Nestled neatly between corn fields on about two acres near Lawler in rural Chickasaw County is a new hog building. It’s not a typical looking pig barn and what’s inside tells you it’s not. The facility is equipped with all of the newest technology available in pig farming and is uniquely designed to be animal-friendly, environmentally friendly, and downright neighborly.
The Reicks family hosted an open house to show off the facility’s many environmental amenities on Sept. 15 and around 120 people took the opportunity to check it out, including the Chickasaw County Board of Supervisors.
The finishing barn is incorporating new odor reduction technology with state-of-the-art air scrubber and air filtration, the latest feed delivery system, climate control features and more. To facilitate good ventilation, all air will come through a cool cell system, using evaporation to give the pigs the ideal growing environment.
Jerico Construction, a division of Reicks View Farms, designed the building and worked closely with Iowa State University researchers on testing protocol.

“We worked with ISU to achieve an approved national average score of 52 percent odor reduction,” said designer Justin Haught. “Tests revealed that odor was reduced by at least 80 percent up to 1,000 feet from the barn.”
The 2,400-head hog building is completely filtered and has top-down ventilation.
“The cool cell will lower the temperature in the barn to reduce electric consumption,” said Dale Reicks. “We’re also scrubbing the air leaving the barn, which is basically a cool cell pad that catches the dust exiting through the fans. We’ll achieve an average 50 percent reduction in ammonia and odor emissions.”
Reicks View Farms modeled the barn after those seen by Dale Reicks in Belgium in 2000 and Germany in 2012.
“So, we’ve developed this on our own,” Reicks said.

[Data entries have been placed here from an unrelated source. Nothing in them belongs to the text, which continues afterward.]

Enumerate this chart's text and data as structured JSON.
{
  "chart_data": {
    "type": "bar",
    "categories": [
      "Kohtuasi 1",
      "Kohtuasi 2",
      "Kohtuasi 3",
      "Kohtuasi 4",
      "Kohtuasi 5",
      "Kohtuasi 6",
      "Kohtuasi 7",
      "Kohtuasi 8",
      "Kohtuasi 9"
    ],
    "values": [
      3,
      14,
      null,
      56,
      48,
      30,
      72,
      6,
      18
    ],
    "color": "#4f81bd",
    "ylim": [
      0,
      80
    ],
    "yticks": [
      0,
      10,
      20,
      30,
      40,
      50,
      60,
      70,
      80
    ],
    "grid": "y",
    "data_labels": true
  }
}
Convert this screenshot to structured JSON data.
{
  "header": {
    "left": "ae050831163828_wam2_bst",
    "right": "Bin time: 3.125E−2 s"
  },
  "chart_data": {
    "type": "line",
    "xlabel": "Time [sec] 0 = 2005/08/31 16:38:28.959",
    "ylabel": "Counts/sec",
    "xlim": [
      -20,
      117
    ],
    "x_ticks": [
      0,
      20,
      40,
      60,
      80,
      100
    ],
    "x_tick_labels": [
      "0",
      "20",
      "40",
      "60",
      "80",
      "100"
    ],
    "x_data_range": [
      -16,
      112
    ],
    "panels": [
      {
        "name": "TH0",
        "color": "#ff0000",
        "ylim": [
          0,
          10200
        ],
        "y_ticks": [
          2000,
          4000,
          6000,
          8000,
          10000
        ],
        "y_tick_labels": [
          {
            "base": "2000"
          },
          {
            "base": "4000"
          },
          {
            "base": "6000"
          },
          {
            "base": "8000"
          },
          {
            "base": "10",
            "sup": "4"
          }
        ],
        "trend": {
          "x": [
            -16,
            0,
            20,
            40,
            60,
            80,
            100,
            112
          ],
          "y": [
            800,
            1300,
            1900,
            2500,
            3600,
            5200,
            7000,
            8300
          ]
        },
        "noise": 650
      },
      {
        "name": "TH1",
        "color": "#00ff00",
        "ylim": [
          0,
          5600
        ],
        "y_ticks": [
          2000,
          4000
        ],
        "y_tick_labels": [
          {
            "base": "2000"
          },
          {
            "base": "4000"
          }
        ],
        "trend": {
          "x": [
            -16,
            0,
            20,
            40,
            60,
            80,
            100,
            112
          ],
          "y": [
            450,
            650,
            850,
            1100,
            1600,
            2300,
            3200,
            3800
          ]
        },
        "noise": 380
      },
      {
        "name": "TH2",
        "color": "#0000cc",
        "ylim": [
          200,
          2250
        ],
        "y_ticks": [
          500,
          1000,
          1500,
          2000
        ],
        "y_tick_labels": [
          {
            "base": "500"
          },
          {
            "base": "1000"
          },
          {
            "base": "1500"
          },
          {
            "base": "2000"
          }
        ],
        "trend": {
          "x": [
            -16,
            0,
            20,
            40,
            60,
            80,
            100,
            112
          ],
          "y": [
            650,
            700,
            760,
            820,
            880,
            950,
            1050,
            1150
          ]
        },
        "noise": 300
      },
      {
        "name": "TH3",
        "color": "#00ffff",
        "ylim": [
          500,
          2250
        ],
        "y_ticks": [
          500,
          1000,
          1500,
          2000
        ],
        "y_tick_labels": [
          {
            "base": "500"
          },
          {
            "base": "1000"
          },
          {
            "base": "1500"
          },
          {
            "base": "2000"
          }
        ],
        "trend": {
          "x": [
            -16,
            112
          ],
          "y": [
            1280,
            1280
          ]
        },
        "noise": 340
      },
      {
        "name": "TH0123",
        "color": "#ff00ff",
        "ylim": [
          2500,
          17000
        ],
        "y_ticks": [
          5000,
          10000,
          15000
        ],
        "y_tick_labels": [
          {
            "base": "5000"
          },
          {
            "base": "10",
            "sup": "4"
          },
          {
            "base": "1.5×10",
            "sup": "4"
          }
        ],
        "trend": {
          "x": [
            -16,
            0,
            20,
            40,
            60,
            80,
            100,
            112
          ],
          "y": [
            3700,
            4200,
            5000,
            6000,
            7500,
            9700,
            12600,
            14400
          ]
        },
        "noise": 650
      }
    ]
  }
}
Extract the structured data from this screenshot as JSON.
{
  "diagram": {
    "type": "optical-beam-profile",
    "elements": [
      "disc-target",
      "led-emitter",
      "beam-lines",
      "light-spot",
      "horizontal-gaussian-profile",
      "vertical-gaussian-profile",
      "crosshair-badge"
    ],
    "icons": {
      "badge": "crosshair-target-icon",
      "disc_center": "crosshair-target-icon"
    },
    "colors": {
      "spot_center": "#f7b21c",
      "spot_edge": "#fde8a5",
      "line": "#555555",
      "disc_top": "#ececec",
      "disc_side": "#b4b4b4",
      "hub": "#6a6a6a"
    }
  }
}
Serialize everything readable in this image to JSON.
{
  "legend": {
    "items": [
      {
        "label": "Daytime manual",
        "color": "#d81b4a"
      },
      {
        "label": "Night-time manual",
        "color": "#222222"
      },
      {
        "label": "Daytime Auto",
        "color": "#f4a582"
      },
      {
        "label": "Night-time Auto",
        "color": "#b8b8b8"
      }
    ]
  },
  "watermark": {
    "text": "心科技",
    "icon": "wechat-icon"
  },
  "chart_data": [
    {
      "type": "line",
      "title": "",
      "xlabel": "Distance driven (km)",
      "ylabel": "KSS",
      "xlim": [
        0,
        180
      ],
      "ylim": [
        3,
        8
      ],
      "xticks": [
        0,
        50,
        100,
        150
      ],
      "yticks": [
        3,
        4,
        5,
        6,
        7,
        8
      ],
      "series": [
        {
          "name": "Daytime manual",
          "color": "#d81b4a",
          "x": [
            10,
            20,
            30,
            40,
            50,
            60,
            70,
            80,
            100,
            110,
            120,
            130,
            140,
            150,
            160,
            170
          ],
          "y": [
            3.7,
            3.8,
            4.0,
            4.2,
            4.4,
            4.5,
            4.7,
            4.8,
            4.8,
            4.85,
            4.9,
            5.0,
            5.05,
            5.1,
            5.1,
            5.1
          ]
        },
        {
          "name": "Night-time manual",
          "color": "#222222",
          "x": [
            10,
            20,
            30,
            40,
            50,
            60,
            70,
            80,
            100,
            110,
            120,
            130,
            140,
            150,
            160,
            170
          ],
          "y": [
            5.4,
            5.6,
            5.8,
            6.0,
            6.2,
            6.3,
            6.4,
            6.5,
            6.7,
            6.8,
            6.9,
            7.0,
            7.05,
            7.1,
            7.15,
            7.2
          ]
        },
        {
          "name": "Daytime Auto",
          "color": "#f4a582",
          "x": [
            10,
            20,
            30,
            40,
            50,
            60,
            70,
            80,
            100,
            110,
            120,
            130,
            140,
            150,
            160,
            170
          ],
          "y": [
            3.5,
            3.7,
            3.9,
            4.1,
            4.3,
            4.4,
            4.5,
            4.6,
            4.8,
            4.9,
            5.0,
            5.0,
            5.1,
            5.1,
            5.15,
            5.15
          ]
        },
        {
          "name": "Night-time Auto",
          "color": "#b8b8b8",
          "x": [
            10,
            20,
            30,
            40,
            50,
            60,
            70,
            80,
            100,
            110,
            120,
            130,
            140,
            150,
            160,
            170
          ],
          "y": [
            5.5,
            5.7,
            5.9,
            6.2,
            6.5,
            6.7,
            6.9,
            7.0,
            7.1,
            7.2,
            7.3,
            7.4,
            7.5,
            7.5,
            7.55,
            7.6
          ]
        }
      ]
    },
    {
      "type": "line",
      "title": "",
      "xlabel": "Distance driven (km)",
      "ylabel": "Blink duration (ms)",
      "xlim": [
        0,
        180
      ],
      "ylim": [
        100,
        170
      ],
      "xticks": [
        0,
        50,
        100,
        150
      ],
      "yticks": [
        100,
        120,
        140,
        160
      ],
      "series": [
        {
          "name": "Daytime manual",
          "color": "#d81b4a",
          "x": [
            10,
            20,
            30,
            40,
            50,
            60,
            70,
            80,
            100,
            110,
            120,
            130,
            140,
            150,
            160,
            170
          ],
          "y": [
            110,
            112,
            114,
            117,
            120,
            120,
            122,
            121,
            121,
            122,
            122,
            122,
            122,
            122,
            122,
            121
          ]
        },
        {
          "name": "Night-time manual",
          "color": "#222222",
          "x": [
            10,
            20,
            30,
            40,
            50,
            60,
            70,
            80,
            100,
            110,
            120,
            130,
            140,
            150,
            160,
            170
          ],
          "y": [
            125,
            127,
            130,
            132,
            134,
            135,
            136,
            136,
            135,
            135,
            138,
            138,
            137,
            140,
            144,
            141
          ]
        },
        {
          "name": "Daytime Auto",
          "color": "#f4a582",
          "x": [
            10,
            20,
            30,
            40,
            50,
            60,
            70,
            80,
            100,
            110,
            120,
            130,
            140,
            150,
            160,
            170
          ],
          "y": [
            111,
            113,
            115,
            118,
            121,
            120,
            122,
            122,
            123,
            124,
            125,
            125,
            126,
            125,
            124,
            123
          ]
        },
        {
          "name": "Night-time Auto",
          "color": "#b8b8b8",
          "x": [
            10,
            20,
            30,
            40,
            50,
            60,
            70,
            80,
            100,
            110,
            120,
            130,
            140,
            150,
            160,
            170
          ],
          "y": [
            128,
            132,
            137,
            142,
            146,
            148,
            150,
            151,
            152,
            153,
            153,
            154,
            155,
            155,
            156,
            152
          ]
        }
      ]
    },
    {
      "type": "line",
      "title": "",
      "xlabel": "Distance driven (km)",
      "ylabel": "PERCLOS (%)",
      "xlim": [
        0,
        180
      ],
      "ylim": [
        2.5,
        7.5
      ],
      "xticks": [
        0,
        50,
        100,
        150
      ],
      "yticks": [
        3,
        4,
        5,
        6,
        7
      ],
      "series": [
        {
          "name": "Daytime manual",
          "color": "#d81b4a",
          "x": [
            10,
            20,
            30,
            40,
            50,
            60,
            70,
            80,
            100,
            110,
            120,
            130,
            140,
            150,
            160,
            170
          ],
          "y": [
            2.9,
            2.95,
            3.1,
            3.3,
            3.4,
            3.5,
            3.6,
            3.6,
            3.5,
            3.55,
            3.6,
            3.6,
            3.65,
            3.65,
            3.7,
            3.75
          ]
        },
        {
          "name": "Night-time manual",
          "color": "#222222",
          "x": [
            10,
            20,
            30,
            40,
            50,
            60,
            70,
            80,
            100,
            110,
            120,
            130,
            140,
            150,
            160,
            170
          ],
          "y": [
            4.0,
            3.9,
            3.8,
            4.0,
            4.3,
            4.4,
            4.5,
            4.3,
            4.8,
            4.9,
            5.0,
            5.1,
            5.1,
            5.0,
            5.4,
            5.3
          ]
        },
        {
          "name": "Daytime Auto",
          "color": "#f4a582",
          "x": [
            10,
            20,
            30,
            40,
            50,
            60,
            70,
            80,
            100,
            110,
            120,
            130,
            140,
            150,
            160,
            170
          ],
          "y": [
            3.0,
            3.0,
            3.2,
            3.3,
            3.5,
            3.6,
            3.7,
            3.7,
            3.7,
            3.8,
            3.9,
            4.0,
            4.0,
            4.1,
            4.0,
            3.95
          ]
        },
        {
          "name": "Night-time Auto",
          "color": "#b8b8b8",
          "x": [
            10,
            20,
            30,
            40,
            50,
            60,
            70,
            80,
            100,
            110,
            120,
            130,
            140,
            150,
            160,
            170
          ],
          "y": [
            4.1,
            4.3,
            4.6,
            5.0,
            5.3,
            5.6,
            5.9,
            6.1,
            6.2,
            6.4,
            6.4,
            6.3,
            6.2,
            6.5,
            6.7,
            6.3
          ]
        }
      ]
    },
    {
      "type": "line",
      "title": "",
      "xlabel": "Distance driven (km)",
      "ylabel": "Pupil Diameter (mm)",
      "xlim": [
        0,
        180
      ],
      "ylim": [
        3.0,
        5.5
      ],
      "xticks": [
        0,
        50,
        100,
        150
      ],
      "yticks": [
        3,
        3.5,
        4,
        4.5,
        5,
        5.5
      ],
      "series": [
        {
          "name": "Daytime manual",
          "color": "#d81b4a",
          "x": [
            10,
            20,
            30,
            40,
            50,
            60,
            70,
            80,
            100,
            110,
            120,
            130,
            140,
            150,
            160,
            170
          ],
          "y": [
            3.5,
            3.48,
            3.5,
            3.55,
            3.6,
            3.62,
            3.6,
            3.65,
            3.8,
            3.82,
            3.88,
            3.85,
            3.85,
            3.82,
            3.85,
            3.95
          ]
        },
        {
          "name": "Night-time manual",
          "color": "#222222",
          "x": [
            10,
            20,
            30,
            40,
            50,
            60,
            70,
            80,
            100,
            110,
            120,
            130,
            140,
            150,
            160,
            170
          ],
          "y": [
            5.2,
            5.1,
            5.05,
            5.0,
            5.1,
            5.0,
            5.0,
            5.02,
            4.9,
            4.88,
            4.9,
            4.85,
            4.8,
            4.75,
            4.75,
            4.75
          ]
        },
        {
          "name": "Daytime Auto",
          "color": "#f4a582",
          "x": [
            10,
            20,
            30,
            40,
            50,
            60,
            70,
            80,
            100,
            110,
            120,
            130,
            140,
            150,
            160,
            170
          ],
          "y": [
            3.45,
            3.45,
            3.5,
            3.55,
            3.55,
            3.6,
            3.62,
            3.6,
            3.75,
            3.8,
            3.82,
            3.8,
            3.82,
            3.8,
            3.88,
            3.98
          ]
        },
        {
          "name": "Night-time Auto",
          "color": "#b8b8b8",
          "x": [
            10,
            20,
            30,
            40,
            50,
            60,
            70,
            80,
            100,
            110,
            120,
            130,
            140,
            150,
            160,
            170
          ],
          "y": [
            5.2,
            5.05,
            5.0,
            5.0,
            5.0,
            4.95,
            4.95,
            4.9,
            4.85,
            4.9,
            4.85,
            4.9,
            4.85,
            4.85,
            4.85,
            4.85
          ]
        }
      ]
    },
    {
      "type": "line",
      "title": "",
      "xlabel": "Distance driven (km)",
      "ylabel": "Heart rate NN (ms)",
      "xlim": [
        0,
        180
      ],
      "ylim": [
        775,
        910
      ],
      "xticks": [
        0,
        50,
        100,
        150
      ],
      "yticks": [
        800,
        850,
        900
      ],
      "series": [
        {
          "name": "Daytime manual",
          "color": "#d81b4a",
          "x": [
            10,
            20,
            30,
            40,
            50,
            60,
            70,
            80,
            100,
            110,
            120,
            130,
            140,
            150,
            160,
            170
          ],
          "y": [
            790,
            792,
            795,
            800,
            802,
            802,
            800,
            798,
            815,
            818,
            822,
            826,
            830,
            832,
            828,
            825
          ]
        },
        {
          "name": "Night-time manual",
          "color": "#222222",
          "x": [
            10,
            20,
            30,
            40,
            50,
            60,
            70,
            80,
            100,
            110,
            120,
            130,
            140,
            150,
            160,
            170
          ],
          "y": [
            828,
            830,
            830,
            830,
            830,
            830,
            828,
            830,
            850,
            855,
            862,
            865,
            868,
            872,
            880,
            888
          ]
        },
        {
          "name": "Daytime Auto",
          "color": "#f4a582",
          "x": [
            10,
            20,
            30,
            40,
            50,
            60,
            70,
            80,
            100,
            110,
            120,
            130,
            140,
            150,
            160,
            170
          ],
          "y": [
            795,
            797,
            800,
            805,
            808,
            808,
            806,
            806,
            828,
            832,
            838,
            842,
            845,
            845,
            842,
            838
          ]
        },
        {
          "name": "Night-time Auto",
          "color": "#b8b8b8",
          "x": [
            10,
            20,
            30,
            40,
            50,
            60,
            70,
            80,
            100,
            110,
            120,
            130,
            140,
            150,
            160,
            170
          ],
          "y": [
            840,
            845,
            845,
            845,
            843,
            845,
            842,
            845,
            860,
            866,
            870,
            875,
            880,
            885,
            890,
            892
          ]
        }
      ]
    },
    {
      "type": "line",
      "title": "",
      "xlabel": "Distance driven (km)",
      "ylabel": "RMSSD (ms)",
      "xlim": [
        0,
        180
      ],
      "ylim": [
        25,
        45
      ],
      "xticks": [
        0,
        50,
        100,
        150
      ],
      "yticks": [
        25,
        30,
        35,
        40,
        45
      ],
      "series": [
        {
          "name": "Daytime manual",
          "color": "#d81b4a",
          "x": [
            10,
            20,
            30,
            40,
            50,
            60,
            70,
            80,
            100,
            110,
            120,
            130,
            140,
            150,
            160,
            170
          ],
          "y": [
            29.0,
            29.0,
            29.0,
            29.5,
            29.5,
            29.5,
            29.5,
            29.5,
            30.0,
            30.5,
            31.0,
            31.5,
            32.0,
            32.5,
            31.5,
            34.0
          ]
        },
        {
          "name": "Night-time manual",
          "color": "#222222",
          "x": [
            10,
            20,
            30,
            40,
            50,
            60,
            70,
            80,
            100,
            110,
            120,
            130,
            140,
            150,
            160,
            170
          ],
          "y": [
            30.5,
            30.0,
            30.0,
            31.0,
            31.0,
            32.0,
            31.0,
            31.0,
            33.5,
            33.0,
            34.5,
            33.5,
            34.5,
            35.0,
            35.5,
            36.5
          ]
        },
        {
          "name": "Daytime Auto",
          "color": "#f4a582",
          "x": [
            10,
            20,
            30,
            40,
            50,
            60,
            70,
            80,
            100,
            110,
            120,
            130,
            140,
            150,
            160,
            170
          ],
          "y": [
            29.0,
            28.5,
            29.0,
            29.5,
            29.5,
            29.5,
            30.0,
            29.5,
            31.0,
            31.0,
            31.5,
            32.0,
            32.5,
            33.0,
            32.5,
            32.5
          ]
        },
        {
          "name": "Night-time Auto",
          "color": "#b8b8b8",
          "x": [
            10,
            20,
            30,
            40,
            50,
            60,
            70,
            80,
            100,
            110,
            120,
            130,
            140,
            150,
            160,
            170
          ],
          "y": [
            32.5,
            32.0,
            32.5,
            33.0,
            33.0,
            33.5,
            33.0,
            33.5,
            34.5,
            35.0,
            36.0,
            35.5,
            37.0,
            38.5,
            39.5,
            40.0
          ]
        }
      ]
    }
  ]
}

A wind barrier has been built outside the barn to prevent direct head winds from reducing the barn’s efficiency and as an additional odor reduction tool. The facility is part of an odor reduction pilot project.
“It’s a situation where we want to be friendly and we’ve worked with Iowa State to try to make sure we capture and understand what we’re doing,” Reicks said. ‘There’s some maintenance to it, but we know it will work. It’s going to be good.”
Reicks View Farms has had other non-air scrubbing barns in its system for a year that are providing better rates of gain because of more consistent temperatures in the barn, according to Reicks.
The new concentrated animal feeding operation will serve as a nursery for the Reicks View Farms farrow-to-finish swine production system, which markets 600,000 head of hogs a year. The Reicks family also raises 10,000 acres of corn.